Using ultrahigh sensitive optical microangiography to achieve comprehensive depth resolved microvasculature mapping for human retina

Abstract

This paper presents comprehensive and depth-resolved retinal microvasculature images within human retina achieved by a newly developed ultrahigh sensitive optical microangiography (UHS-OMAG) system. Due to its high flow sensitivity, UHS-OMAG is much more sensitive to tissue motion due to the involuntary movement of the human eye and head compared to the traditional OMAG system. To mitigate these motion artifacts on final imaging results, we propose a new phase compensation algorithm in which the traditional phase-compensation algorithm is repeatedly used to efficiently minimize the motion artifacts.

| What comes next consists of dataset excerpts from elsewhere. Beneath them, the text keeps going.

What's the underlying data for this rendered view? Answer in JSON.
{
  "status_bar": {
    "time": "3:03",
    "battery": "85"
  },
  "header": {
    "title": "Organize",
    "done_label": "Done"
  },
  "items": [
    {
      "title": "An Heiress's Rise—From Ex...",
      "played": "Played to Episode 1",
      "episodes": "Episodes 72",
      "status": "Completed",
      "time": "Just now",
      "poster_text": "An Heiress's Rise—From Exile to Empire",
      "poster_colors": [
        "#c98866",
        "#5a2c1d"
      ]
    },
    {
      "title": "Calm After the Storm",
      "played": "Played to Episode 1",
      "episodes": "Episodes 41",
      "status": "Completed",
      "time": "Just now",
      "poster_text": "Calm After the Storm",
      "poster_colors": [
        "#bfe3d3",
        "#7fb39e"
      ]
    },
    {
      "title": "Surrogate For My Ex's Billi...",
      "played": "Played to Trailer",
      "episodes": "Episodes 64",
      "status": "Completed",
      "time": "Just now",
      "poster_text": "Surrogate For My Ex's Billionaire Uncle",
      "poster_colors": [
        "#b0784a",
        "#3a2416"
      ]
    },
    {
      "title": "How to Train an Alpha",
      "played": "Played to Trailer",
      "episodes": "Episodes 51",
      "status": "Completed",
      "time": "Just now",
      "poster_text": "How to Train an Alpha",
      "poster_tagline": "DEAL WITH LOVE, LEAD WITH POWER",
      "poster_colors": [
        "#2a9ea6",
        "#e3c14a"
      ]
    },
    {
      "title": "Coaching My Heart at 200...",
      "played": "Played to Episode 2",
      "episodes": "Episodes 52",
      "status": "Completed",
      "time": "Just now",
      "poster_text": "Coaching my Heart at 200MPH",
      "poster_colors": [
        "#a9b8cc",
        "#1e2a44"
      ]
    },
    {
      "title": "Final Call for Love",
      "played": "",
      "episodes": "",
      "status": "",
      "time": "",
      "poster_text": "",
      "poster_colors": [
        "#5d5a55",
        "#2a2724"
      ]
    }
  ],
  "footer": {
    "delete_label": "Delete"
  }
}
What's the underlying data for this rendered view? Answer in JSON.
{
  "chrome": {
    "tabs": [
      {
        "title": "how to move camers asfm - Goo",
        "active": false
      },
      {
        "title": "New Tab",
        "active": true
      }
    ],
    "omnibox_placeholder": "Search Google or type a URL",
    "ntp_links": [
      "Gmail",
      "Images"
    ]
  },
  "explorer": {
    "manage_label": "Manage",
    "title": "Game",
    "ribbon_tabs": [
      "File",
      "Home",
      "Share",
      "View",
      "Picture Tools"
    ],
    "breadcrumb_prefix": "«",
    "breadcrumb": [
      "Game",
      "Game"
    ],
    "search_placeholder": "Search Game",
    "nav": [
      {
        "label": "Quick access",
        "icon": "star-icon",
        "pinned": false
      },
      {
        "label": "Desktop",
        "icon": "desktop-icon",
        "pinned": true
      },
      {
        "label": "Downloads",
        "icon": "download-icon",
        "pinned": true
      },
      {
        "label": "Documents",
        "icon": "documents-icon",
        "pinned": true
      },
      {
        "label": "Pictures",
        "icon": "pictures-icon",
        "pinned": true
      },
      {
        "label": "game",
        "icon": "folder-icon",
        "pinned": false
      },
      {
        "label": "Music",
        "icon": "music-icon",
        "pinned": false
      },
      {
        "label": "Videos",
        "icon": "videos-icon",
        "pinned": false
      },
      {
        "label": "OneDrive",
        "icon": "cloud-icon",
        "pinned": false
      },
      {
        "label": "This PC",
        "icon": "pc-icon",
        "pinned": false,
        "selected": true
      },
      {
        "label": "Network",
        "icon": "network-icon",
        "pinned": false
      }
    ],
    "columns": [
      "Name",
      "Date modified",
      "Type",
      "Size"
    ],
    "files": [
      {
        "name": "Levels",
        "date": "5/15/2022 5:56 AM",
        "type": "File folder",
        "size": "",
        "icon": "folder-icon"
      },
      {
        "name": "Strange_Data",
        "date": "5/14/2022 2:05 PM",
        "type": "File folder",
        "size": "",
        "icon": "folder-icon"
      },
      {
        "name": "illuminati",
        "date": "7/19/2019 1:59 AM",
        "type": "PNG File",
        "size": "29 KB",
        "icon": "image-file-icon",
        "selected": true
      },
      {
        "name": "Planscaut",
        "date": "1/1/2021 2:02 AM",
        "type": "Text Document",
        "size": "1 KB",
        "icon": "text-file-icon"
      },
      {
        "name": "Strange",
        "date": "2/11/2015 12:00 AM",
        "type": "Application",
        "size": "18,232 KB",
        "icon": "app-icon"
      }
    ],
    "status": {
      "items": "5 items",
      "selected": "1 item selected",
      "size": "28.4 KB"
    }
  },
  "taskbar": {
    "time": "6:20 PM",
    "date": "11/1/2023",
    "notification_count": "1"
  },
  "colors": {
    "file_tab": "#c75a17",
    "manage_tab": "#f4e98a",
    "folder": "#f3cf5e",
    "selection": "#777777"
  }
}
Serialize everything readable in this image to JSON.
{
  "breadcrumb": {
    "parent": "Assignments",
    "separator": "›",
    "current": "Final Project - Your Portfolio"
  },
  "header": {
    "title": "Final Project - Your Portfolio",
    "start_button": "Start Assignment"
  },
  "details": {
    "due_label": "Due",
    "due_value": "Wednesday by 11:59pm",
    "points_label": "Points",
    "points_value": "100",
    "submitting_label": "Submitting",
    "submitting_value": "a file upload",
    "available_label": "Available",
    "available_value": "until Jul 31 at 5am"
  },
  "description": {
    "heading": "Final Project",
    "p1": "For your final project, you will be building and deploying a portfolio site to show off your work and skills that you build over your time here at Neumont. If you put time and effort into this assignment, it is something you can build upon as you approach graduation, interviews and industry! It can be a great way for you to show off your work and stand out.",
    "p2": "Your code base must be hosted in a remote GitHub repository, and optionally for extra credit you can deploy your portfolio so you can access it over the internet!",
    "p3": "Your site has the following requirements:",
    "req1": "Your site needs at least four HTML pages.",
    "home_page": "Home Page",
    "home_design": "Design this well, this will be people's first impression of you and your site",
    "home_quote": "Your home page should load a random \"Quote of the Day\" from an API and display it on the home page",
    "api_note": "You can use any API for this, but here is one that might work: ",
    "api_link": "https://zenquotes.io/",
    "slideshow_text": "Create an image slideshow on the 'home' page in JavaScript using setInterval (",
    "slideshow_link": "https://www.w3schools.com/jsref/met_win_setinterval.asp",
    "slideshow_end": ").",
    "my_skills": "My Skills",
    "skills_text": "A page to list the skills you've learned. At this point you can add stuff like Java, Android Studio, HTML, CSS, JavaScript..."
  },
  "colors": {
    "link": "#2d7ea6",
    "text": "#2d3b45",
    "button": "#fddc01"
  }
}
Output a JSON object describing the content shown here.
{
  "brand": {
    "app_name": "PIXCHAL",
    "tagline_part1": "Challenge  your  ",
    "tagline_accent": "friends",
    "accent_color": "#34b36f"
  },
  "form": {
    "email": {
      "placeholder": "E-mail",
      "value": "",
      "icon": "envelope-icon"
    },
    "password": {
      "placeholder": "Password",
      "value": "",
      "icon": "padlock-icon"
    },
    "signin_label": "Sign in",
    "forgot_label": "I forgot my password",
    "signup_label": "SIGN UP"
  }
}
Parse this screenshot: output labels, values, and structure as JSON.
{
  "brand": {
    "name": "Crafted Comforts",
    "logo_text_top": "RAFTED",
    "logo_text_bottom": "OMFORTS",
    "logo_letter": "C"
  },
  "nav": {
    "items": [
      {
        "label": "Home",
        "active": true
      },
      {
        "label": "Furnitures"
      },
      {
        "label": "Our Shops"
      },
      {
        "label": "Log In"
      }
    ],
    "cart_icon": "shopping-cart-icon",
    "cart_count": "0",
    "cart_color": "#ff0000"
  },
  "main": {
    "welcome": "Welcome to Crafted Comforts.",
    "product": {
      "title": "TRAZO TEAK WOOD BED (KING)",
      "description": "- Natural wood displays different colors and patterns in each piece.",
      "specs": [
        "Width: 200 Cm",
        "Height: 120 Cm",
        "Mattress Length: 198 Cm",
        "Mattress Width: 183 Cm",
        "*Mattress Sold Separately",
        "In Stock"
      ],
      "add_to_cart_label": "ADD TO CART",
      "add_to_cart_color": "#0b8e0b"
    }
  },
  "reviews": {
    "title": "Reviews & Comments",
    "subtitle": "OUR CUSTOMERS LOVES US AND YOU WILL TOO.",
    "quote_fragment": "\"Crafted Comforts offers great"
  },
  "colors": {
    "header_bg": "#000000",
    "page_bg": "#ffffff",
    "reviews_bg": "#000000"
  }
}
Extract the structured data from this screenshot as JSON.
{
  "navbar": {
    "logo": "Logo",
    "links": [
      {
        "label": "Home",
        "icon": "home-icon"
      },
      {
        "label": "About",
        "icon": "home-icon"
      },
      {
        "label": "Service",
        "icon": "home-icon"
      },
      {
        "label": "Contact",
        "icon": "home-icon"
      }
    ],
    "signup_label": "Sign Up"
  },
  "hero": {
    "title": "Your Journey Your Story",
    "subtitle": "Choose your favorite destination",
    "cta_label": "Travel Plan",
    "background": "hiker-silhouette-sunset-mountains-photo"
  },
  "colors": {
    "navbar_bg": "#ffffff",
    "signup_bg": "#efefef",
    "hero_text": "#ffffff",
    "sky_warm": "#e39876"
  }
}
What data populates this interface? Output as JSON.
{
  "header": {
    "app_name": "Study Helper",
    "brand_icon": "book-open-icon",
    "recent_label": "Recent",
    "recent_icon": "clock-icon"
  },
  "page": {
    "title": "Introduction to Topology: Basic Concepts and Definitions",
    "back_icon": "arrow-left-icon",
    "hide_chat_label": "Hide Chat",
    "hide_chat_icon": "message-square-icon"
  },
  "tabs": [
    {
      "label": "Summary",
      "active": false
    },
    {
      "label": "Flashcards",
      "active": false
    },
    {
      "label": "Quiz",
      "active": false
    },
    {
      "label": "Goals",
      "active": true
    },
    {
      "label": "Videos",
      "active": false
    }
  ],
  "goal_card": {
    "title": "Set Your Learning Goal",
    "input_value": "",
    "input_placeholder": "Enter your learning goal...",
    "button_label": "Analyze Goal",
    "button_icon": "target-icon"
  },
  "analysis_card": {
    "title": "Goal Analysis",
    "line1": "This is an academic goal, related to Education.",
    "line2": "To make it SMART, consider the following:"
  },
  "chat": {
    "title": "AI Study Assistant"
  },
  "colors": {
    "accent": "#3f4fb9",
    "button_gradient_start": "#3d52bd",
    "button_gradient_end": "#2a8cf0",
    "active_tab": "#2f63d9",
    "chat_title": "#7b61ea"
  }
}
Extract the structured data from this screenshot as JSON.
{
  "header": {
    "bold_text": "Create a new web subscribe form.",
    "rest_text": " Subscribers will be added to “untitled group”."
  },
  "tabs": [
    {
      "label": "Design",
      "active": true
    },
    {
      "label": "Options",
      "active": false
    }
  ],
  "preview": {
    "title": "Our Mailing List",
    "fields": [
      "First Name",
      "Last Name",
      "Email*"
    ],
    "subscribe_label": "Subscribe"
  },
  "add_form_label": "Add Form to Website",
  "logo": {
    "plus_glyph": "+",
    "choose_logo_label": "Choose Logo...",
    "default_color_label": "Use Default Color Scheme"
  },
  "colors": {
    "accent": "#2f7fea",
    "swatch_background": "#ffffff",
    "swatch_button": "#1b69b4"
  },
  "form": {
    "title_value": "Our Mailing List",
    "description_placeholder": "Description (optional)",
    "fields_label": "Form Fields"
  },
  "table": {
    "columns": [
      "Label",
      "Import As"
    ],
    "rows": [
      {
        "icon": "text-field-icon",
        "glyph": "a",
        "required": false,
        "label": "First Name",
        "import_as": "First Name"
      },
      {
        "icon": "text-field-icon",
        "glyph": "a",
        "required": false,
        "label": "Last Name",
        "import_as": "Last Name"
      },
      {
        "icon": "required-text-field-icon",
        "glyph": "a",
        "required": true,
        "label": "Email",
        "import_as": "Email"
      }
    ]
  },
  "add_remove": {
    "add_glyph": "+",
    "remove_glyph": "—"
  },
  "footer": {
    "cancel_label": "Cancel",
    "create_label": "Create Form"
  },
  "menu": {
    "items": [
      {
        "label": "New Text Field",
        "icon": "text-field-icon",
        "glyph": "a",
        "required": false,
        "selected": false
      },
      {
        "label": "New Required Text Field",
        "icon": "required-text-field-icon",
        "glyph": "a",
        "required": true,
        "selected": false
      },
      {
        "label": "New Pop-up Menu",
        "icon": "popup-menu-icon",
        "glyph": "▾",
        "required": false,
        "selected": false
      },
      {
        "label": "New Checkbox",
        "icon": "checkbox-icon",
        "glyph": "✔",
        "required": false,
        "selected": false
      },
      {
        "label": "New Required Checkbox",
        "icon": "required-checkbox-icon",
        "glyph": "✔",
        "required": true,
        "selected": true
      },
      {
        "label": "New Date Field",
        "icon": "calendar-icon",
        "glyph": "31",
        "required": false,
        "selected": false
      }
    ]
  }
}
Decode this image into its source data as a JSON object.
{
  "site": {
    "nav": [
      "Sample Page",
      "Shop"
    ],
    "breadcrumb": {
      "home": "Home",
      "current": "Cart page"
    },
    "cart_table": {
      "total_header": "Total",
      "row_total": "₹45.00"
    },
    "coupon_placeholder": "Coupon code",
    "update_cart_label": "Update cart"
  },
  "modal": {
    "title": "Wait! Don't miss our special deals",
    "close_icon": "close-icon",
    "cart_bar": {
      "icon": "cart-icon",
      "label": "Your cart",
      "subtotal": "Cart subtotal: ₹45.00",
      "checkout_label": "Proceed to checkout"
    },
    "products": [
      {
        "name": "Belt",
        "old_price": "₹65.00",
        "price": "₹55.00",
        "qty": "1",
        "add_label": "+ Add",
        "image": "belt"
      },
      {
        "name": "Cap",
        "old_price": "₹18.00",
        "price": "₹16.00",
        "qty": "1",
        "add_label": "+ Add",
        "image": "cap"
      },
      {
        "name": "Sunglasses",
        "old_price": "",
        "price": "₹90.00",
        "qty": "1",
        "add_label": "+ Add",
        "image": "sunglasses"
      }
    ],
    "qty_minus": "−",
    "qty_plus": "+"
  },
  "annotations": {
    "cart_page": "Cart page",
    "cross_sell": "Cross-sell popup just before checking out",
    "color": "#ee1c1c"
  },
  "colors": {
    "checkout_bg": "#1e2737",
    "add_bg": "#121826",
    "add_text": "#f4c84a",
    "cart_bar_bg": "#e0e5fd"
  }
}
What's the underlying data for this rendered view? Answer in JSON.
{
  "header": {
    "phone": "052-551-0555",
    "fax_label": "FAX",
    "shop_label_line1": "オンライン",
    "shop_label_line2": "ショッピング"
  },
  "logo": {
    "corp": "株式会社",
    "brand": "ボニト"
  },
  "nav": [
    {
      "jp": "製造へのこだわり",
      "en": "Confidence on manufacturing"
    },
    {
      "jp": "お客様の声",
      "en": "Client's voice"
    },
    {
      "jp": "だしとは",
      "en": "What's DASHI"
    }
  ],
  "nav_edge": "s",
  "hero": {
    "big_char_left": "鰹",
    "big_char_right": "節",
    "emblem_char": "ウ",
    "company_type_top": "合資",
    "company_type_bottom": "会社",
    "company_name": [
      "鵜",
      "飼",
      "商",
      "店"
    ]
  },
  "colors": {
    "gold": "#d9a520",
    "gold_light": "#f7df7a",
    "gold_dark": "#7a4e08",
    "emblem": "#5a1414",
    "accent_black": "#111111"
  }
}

Comparatively, this new algorithm demonstrates at least 8 to 25 times higher motion tolerability, critical for the UHS-OMAG system to achieve retinal microvasculature images with high quality. Furthermore, the new UHS-OMAG system employs a high speed line scan CMOS camera (240 kHz A-line scan rate) to capture 500 A-lines for one B-frame at a 400 Hz frame rate. With this system, we performed a series of in vivo experiments to visualize the retinal microvasculature in humans. Two featured imaging protocols are utilized. The first is of the low lateral resolution (16 μm) and a wide field of view (4 × 3 mm(2) with single scan and 7 × 8 mm(2) for multiple scans), while the second is of the high lateral resolution (5 μm) and a narrow field of view (1.5 × 1.2 mm(2) with single scan). The great imaging performance delivered by our system suggests that UHS-OMAG can be a promising noninvasive alternative to the current clinical retinal microvasculature imaging techniques for the diagnosis of eye diseases with significant vascular involvement, such as diabetic retinopathy and age-related macular degeneration.

Figure 1

Schematic of UHS-OMAG system. SLD: superluminescent diode; PC: polarization controller.

Figure 2

FDOCT fundus image. Larger dashed square indicates the region where a typical UHS-OMAG 3D data was captured. Solid square indicate the scanning positions for imaging a large field of view (the number represents the scanning order); the region marked with small dashed square corresponds to the imaging location for high resolution imaging protocol; the dashed line marks the position of a typical B-scan cross section image.

Figure 3

UHS-OMAG cross-sectional images of the retina around the macular region. (a) Typical cross-sectional structure image, from which three layers (GCL, IPL, and OPL) can be clearly identified. (b) Phase difference map between adjacent B-scans (N = 0). (c) UHS-OMAG flow image without phase compensation (N = 0). (d) Phase difference map after one time phase compensation (N = 1). (e) UHS-OMAG flow image after one time phase compensation (N = 1). (f) Phase difference map after high order phase compensation (N = 4). (g) UHS-OMAG flow image after high order phase compensation (N = 4). The color bar of the phase difference map is from −π to π.

Figure 4

UHS-OMAG reveals detailed retinal microvasculature network around macular region. (a), (b), and (c) present the blood vessel networks located at the GCL, IPL, and OPL layers, respectively. (d) False-color depth-encoded blood vessel images by integrating (a), (b), and (c) into one image. The red, green, and blue colors correspond to the vessels within the GCL, IP, and OPL layers, respectively.

Figure 5

Fluorescence angiography ocular vasculature map of the healthy volunteer. The blue square indicates the location of retina blood perfusion map obtained by UHS-OMAG system.

Figure 6

UHS-OMAG is capable of providing (a) retinal microvasculature maps within a large field of view, and (b) the corresponding color depth-encoded retinal vasculature map (the red, green, and blue colors represent the GCL, IPL, and OPL, respectively).

Figure 7

High resolution UHS-OMAG retinal vasculature network images reveal clear details of the vessel interconnections, particularly for the capillary blood vessels. (a), (b), and (c) present the blood vessel networks located at the GCL, IPL, and OPL layers, respectively. (d) False color depth-encoded blood vessel images by combining the vessels presented in (a), (b), and (c). The red, green, and blue colors correspond to GCL, IPL, and OPL, respectively.